Even “freethought” organizations weren’t really all that impressed with “freethought” writers. When they held conventions, their stars were always people from the outside: Barbara Ehrenreich, Katha Pollitt, Richard Dawkins, Wendy Kaminer. Edith felt a wave of heat roll over her and took her hands away from her head. She had started to get hot flashes. She hated them.

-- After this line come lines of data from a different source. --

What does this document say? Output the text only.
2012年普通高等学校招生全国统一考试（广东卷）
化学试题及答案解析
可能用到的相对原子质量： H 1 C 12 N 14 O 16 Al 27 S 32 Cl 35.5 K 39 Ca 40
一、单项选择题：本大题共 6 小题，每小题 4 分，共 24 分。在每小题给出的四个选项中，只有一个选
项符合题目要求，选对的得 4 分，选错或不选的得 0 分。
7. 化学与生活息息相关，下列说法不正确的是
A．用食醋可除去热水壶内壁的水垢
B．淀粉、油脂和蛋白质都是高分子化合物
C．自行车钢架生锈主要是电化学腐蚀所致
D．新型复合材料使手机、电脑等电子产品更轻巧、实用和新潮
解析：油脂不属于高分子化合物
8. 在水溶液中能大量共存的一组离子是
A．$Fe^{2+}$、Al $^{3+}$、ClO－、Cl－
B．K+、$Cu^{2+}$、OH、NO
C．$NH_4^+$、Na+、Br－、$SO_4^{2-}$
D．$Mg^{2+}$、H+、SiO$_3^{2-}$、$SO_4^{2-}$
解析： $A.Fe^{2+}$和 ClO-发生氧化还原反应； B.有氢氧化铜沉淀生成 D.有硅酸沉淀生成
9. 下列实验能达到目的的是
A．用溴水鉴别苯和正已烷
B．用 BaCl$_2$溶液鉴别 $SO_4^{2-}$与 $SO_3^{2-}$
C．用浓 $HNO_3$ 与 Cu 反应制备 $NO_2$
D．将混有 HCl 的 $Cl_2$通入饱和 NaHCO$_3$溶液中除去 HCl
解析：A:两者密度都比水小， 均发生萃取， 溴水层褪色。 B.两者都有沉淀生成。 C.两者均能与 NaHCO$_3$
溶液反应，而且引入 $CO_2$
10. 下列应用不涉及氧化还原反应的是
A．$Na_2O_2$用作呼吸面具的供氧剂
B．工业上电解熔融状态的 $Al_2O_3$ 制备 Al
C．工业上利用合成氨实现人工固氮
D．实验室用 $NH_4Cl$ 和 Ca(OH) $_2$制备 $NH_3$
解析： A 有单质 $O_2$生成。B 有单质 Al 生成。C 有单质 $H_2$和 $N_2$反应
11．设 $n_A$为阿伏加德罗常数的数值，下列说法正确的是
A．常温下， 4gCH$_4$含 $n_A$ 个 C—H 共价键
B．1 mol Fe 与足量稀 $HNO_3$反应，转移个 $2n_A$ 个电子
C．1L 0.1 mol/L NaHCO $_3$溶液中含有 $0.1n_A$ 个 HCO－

The mail was out there on the carpet. It wasn’t going to go away while she sat there. Edith got out of her chair. She hated the thought of going through the dining room, because the copy of Vanity Fair was still there, still marked at the place where Bennis’s picture was. She solved this by looking above it, out the window to the side, and catching a glimpse of a police car parked somewhere down the street, its lights flashing slowly but its siren silent. It did not faze her. Ever since that fool man, with his dead wife and his religious faith that had done him no good but to make him crazy, had shot his head off at the altar in St. Anselm’s, there were police cars in this street all the time. It was almost comforting. This was Philadelphia, after all. They could always use a police presence. Edith made a mental note to write a column about faith healing, something everybody hated, something she couldn’t be made a fool of for writing. Then she realized that she was standing there in front of the mail slot with the mail at her feet, and that all the news was bad.

“First rule of real life,” Bennis Hannaford had told her. “When they want the piece, they don’t send mail in your stamped, self-addressed envelope. They don’t even use e-mail. They get on the phone and call.”